Lese-Rechtschreib-Förderung

Aufgeschreckt durch die steigende Anzahl lese- und rechtschreibschwacher Schülerinnen und Schüler beschloss die Deutsch-Fachkonferenz im Frühjahr 2006 eine Fortbildung zum Thema "Legasthenie und mögliche Therapien" zu machen. Zwölf Lehrerinnen und Lehrer bildeten sich an mehreren Nachmittagen und Wochenenden unter der Leitung von Anke Siebke, Lerntherapeutin aus Baddeckenstedt, weiter. Kurze Zeit später begannen wir mit regulärem Lese- und Rechtschreibunterricht zusätzlich zum Deutschunterricht, erst im Jahrgang 5 der Hauptschule, dann auch in der Realschule.

Das Konzept
Unser Konzept sieht vor, dass alle Kinder, die bei uns im 5. Jahrgang eingeschult werden, einen Test zur Diagnostik von Lese- und Rechtschreibschwäche absolvieren. Diejenigen, bei denen wir Probleme erkennen, bekommen im 5. und 6. Jahrgang zwei zusätzliche Förderstunden. Unterstützt werden wir von externen Lerntherapeuten, die auch die Beratung der Eltern mit begleiten.

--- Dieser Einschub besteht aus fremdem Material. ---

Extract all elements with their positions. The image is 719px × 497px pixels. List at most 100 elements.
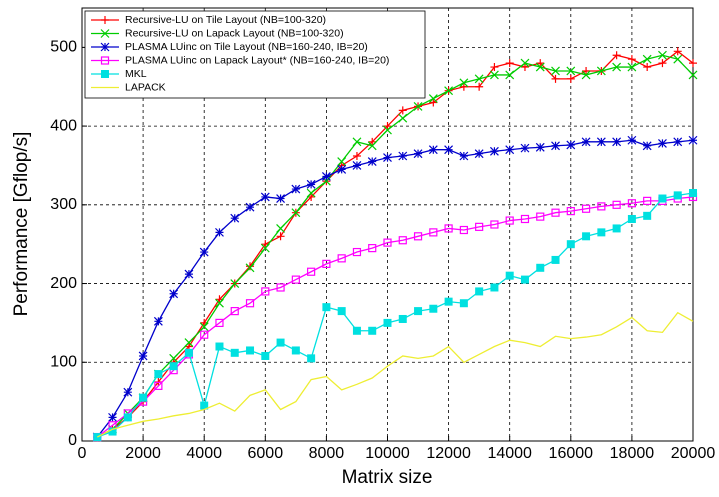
x-tick-label: 10000 [365,445,410,462]
marker [658,138,667,148]
marker [215,318,224,328]
y-axis-label: Performance [Gflop/s] [11,132,32,317]
marker [337,254,346,263]
marker [597,228,606,237]
marker [383,153,392,163]
marker [413,149,423,159]
marker [689,59,697,68]
marker [100,29,110,38]
x-tick-label: 14000 [487,445,532,462]
marker [551,66,560,76]
legend-label: PLASMA LUinc on Lapack Layout* (NB=160-2… [125,54,389,66]
marker [535,62,545,72]
marker [643,63,652,72]
marker [612,51,621,60]
marker [689,189,697,198]
marker [612,62,622,72]
marker [413,101,423,111]
marker [138,351,148,361]
marker [414,307,423,316]
marker [520,143,530,153]
marker [505,70,515,80]
marker [169,353,179,363]
marker [276,232,285,241]
series [93,47,697,442]
marker [566,140,576,150]
marker [520,275,529,284]
marker [261,287,270,296]
marker [260,192,270,202]
marker [612,200,621,209]
marker [352,152,361,161]
marker [215,298,224,308]
marker [444,297,453,306]
series-line [96,54,694,438]
legend-label: MKL [125,68,147,80]
x-tick-label: 20000 [671,445,716,462]
marker [551,74,560,83]
marker [215,342,224,351]
marker [475,82,484,91]
marker [520,63,529,72]
marker [153,316,163,326]
marker [673,137,683,147]
marker [688,135,698,145]
marker [490,283,499,292]
plot-frame [81,7,694,442]
marker [169,362,178,371]
y-tick-label: 400 [50,117,77,134]
marker [627,214,636,223]
marker [536,212,545,221]
marker [505,271,514,280]
marker [429,304,438,313]
legend-marker [100,29,110,38]
marker [444,145,454,155]
marker [566,240,575,249]
marker [169,289,179,299]
marker [688,70,698,80]
x-tick-label: 6000 [248,445,284,462]
series-line [97,192,694,438]
marker [123,387,133,397]
y-tick-label: 300 [50,196,77,213]
marker [230,348,239,357]
marker [398,151,408,161]
marker [581,204,591,213]
marker [459,151,469,161]
series [93,192,698,442]
marker [642,141,652,151]
marker [306,188,316,198]
marker [459,82,468,91]
marker [475,222,484,231]
marker [581,137,591,147]
marker [246,262,255,271]
marker [230,279,240,288]
series-line [96,50,694,438]
legend-label: PLASMA LUinc on Tile Layout (NB=160-240,… [125,41,368,53]
marker [627,199,637,208]
marker [581,70,591,80]
marker [307,267,316,276]
legend-label: LAPACK [125,81,166,93]
marker [643,196,652,205]
legend-label: Recursive-LU on Lapack Layout (NB=100-32… [125,27,344,39]
marker [673,191,682,200]
x-tick-label: 18000 [610,445,655,462]
marker [230,213,240,223]
marker [673,47,682,56]
marker [520,214,530,224]
marker [536,263,545,272]
marker [459,78,469,88]
marker [276,224,285,233]
marker [459,299,468,308]
marker [627,135,637,145]
marker [199,322,209,332]
marker [322,259,331,268]
marker [322,303,331,312]
marker [352,137,362,147]
legend-marker [101,16,109,24]
marker [551,141,560,151]
marker [245,263,255,273]
marker [582,232,591,241]
marker [459,225,468,235]
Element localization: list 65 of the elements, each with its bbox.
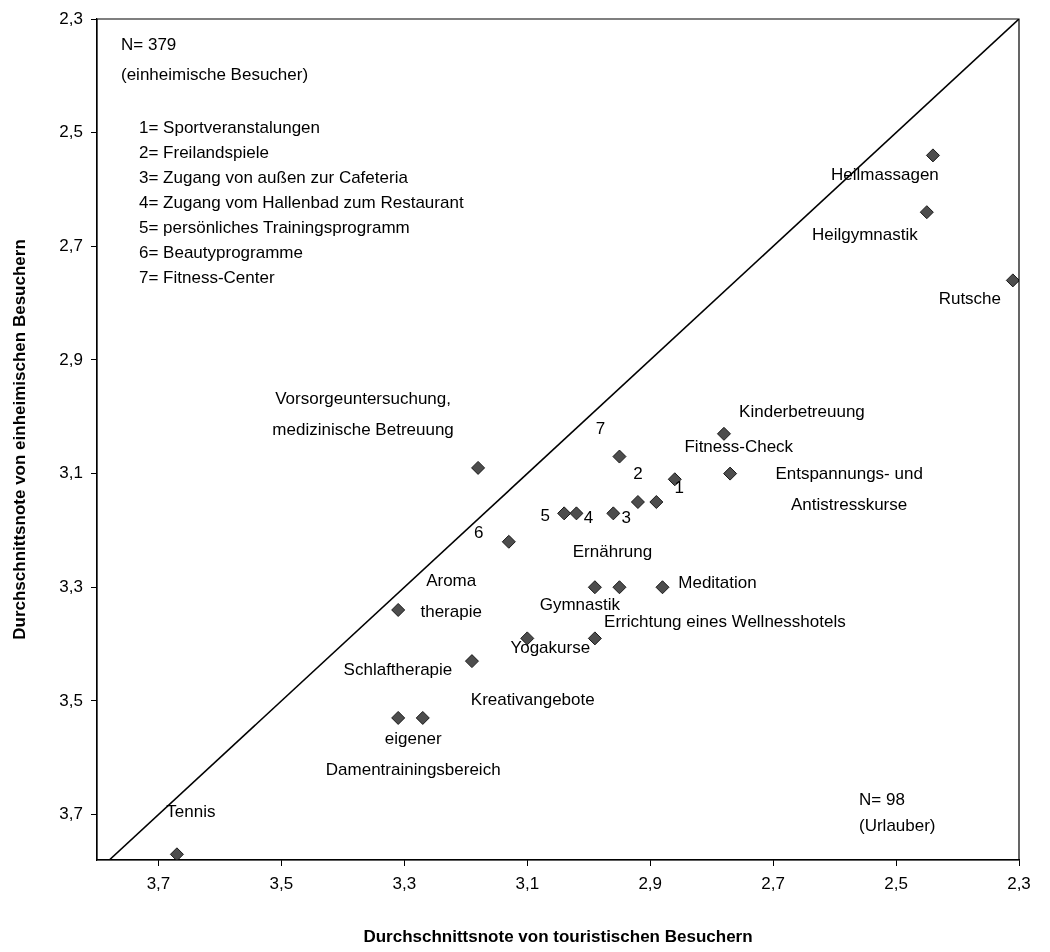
y-tick-label: 3,3 <box>59 576 83 596</box>
annotation: Meditation <box>678 572 757 592</box>
annotation: 7 <box>595 419 606 439</box>
annotation: Fitness-Check <box>684 436 794 456</box>
annotation: 1= Sportveranstalungen 2= Freilandspiele 3= Zugang von außen zur Cafeteria 4= Zugang vom Hallenbad zum Restaurant 5= persönliches Trainingsprogramm 6= Beautyprogramme 7= Fitness-Center <box>139 117 464 287</box>
y-tick-label: 3,1 <box>59 463 83 483</box>
point <box>919 205 934 220</box>
annotation: Ernährung <box>572 541 653 561</box>
x-tick-label: 3,5 <box>269 873 294 893</box>
point <box>557 506 572 521</box>
annotation: 6 <box>474 523 484 543</box>
point <box>391 602 406 617</box>
annotation: Gymnastik <box>539 594 621 614</box>
point <box>612 449 627 464</box>
annotation: Tennis <box>166 802 216 822</box>
x-tick-label: 3,3 <box>392 873 417 893</box>
point <box>415 710 430 725</box>
point <box>587 580 602 595</box>
annotation: Vorsorgeuntersuchung, medizinische Betreuung <box>272 389 454 440</box>
annotation: Rutsche <box>938 289 1002 309</box>
annotation: 4 <box>583 508 594 528</box>
y-tick-label: 2,7 <box>59 235 83 255</box>
annotation: 1 <box>674 477 685 497</box>
annotation: N= 98 (Urlauber) <box>859 789 936 835</box>
annotation: eigener Damentrainingsbereich <box>325 729 501 780</box>
annotation: Kreativangebote <box>470 689 595 709</box>
point <box>606 506 621 521</box>
annotation: 5 <box>540 506 550 526</box>
annotation: Entspannungs- und Antistresskurse <box>775 463 923 514</box>
point <box>925 148 940 163</box>
y-tick-label: 2,5 <box>59 122 83 142</box>
point <box>612 580 627 595</box>
annotation: N= 379 (einheimische Besucher) <box>121 34 309 84</box>
y-tick-label: 2,9 <box>59 349 83 369</box>
y-axis-title: Durchschnittsnote von einheimischen Besuchern <box>9 239 29 640</box>
annotation: 3 <box>621 508 632 528</box>
y-tick-label: 2,3 <box>59 8 83 28</box>
point <box>630 495 645 510</box>
point <box>569 506 584 521</box>
point <box>391 710 406 725</box>
x-tick-label: 3,1 <box>515 873 540 893</box>
point <box>169 847 184 860</box>
point <box>723 466 738 481</box>
annotation: 2 <box>633 463 643 483</box>
annotation: Heilgymnastik <box>811 224 919 244</box>
point <box>716 426 731 441</box>
x-tick-label: 2,7 <box>761 873 785 893</box>
point <box>649 495 664 510</box>
x-tick-label: 2,3 <box>1007 873 1031 893</box>
point <box>471 460 486 475</box>
annotation: Yogakurse <box>510 638 591 658</box>
point <box>464 654 479 669</box>
annotation: Aroma therapie <box>420 571 482 622</box>
annotation: Kinderbetreuung <box>739 401 865 421</box>
x-tick-label: 2,5 <box>884 873 908 893</box>
x-axis-title: Durchschnittsnote von touristischen Besuchern <box>363 927 753 947</box>
point <box>1005 273 1019 288</box>
point <box>501 534 516 549</box>
y-tick-label: 3,7 <box>59 804 83 824</box>
x-tick-label: 3,7 <box>146 873 171 893</box>
point <box>655 580 670 595</box>
annotation: Schlaftherapie <box>343 659 453 679</box>
annotation: Errichtung eines Wellnesshotels <box>604 612 846 632</box>
x-tick-label: 2,9 <box>638 873 663 893</box>
y-tick-label: 3,5 <box>59 690 83 710</box>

So ist der Besuch bei einem Augen- oder Ohrenarzt oft sehr hilfreich und erklärt manche schlechte Zensuren. Im halbjährlichen Abstand werden die Kinder wieder getestet, um einmal zu erkennen, wer wie viel Lernfortschritte gemacht hat, aber auch zum anderen um zu sehen, wie erfolgreich unsere Bemühungen sind und ob eventuell etwas am Konzept verändert werden muss.